In 1981 Healey was challenged for the post of deputy leader by Tony Benn, the representative of the left. The MPs of course mainly plumped for Healey. The activists rooted for Benn. The trade union block vote was the decider. The AUEW had by now been taken over by the right wing. Healey beat Benn by a whisker. This was the high water mark of the challenge to the right in the party.

For the ruling class it seemed the Labour party was starting to slip out of their control. They needed a safe second eleven to put into government when the Tories became discredited.

This was not an academic question. After Thatcher took over in 1979, her harsh economic policies helped push dole queues over three million. Whole swathes of British industry went under. At this time the Tories were miles behind in the opinion polls. Nobody thought Thatcher could be re-elected.

De-selection of unrepresentative right wingers was now possible. Every time democracy was exercised in this way, the press trumpeted that Labour was 'in a state of civil war.' So, as a master stroke, the establishment split the Labour Party. Leading right wingers such as Shirley Williams split away to form the Social Democratic Party. They were generals without an army. The split did not extend to the Labour ranks, but it was obviously demoralising. The SDP argued they had split because the Labour Party was now under the control of the left. Really they had split because they feared democracy coming to them in the Labour movement.

In fact the right wing had not disappeared from the Labour Party. Healey and the old right wing were still entrenched, but not in undisputed charge. The party was formally committed to nuclear disarmament and to getting out of the European Union as they went into the 1983 election campaign. On economic matters, the programme was to the right of the 1974 manifesto that had won the election then.

"Suicide"

Right winger Gerald Kaufman called the manifesto 'the longest suicide note in history'. It was a strange suicide. The right wing held a pillow to the Party's nose and mouth until breathing ceased. They conducted a policy of deliberate sabotage. They had decided a defeat for Labour was their best option. By putting the blame on the left they could re-take charge of the Party later on. Ex-leader Callaghan publicly came out against the non-nuclear defence policy in the middle of the election campaign. None of the right wing spokesmen were prepared to defend the policies Labour was campaigning on. At the same time they began organising to take back complete control of the Party.

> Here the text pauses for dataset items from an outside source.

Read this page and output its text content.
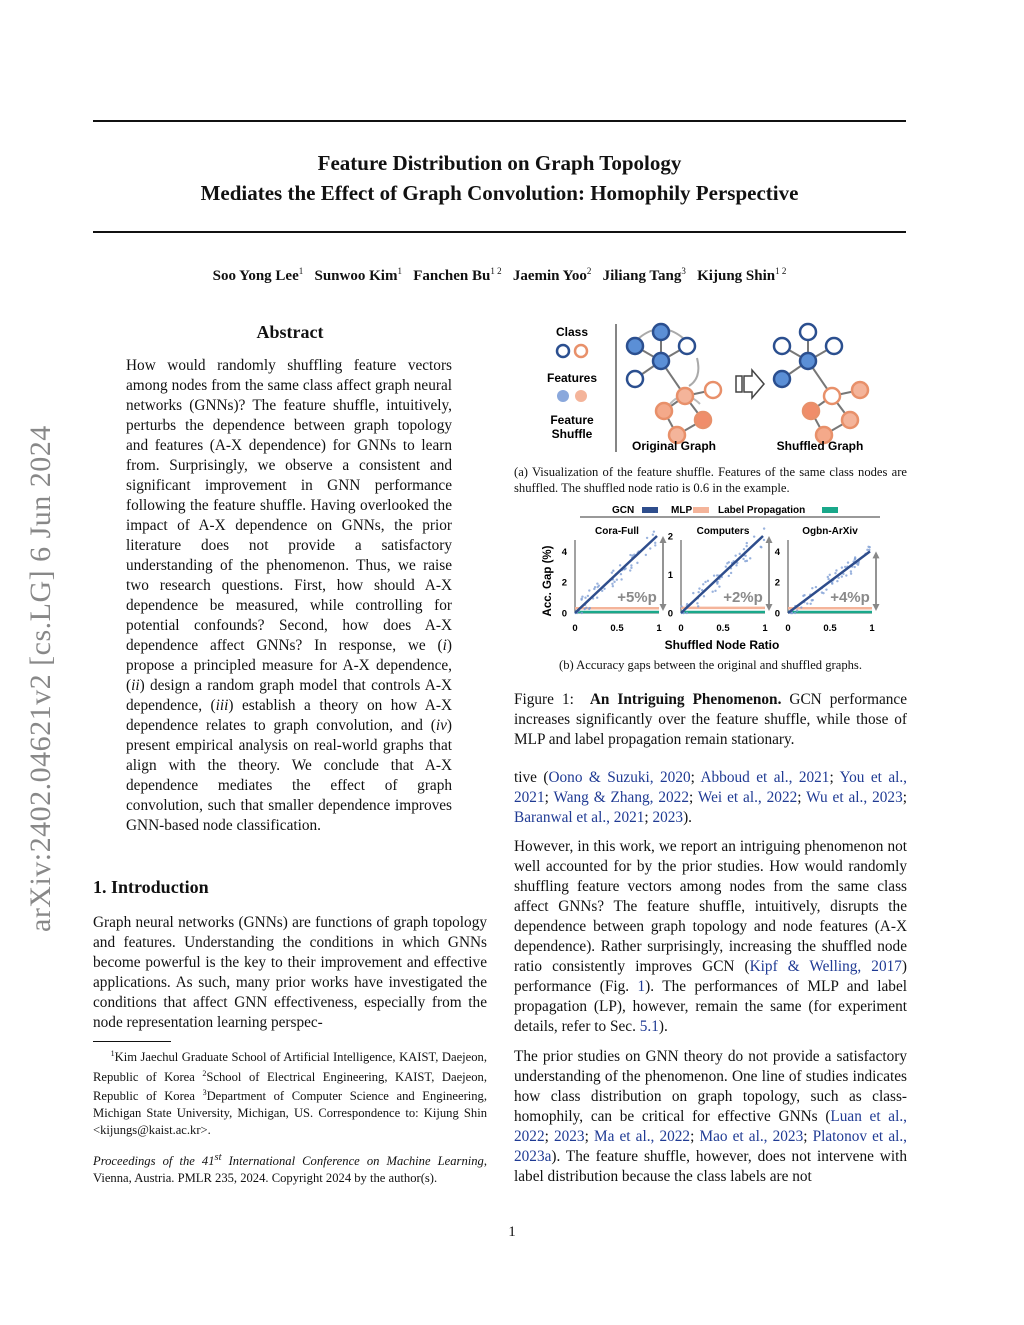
Feature Distribution on Graph Topology
Mediates the Effect of Graph Convolution: Homophily Perspective
Soo Yong Lee$^1$ Sunwoo Kim$^1$ Fanchen $Bu^{1 2}$ Jaemin Yoo$^2$ Jiliang Tang$^3$ Kijung Shin$^{1 2}$
arXiv:2402.04621v2 [cs.LG] 6 Jun 2024
Abstract
How would randomly shuffling feature vectors among nodes from the same class affect graph neural networks (GNNs)? The feature shuffle, intuitively, perturbs the dependence between graph topology and features (A-X dependence) for GNNs to learn from. Surprisingly, we observe a consistent and significant improvement in GNN performance following the feature shuffle. Having overlooked the impact of A-X dependence on GNNs, the prior literature does not provide a satisfactory understanding of the phenomenon. Thus, we raise two research questions. First, how should A-X dependence be measured, while controlling for potential confounds? Second, how does A-X dependence affect GNNs? In response, we (i) propose a principled measure for A-X dependence, (ii) design a random graph model that controls A-X dependence, (iii) establish a theory on how A-X dependence relates to graph convolution, and (iv) present empirical analysis on real-world graphs that align with the theory. We conclude that A-X dependence mediates the effect of graph convolution, such that smaller dependence improves GNN-based node classification.
1. Introduction
Graph neural networks (GNNs) are functions of graph topology and features. Understanding the conditions in which GNNs become powerful is the key to their improvement and effective applications. As such, many prior works have investigated the conditions that affect GNN effectiveness, especially from the node representation learning perspec-
$^1$Kim Jaechul Graduate School of Artificial Intelligence, KAIST, Daejeon, Republic of Korea $^2$School of Electrical Engineering, KAIST, Daejeon, Republic of Korea $^3$Department of Computer Science and Engineering, Michigan State University, Michigan, US. Correspondence to: Kijung Shin <kijungs@kaist.ac.kr>.
Proceedings of the 41st International Conference on Machine Learning, Vienna, Austria. PMLR 235, 2024. Copyright 2024 by the author(s).
Class
Features
Feature
Shuffle
Original Graph	Shuffled Graph
(a) Visualization of the feature shuffle. Features of the same class nodes are shuffled. The shuffled node ratio is 0.6 in the example.
GCN	MLP	Label Propagation
Cora-Full
0
2
4
0	0.5	1
+5%p
Computers
0
1
2
0	0.5	1
+2%p
Ogbn-ArXiv
0
2
4
0	0.5	1
+4%p
Acc. Gap (%)
Shuffled Node Ratio
(b) Accuracy gaps between the original and shuffled graphs.
Figure 1: An Intriguing Phenomenon. GCN performance increases significantly over the feature shuffle, while those of MLP and label propagation remain stationary.
tive (Oono & Suzuki, 2020; Abboud et al., 2021; You et al., 2021; Wang & Zhang, 2022; Wei et al., 2022; Wu et al., 2023; Baranwal et al., 2021; 2023).
However, in this work, we report an intriguing phenomenon not well accounted for by the prior studies. How would randomly shuffling feature vectors among nodes from the same class affect GNNs? The feature shuffle, intuitively, disrupts the dependence between graph topology and node features (A-X dependence). Rather surprisingly, increasing the shuffled node ratio consistently improves GCN (Kipf & Welling, 2017) performance (Fig. 1). The performances of MLP and label propagation (LP), however, remain the same (for experiment details, refer to Sec. 5.1).
The prior studies on GNN theory do not provide a satisfactory understanding of the phenomenon. One line of studies indicates how class distribution on graph topology, such as class-homophily, can be critical for effective GNNs (Luan et al., 2022; 2023; Ma et al., 2022; Mao et al., 2023; Platonov et al., 2023a). The feature shuffle, however, does not intervene with label distribution because the class labels are not
1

The hapless Foot was not prepared to state on TV on the Panorama programme whether he would call for a vote for the official Labour candidate in Bradford North, Pat Wall a Militant supporter, or the de-selected MP, who was standing as an independent - as a spoiler for the traditional Labour voters. Foot was trying to hold together a Party that the right wing were pulling apart.

Falklands

Wrapped in the flag after the victorious war with Argentina over the Falklands islands, Thatcher was buoyed up by the 'Falklands factor.' Thatcher's victory left her free to deal one blow after another to the working class.

Labour's resistance to Thatcherism was enfeebled by election defeat. The SDP had achieved their main aim of spreading confusion.

The 1983 result was a catastrophe for Labour. They received the lowest share of the vote since 1918. Labour's right wing was not downcast. They were exultant. They were quite prepared to destroy the Party. They had made it seem that the 'left' were unelectable. Engineering the 1983 defeat was for them the first step in regaining unfettered control of the Party. If the working class suffered a decade of Tory attacks in the process, then so be it.

The working class will always move into action when the wages and conditions they have achieved are under threat. Their first port of call is the trade unions. But class struggle will also reflect itself in the Labour Party. Labour has gone left before. It will go left again.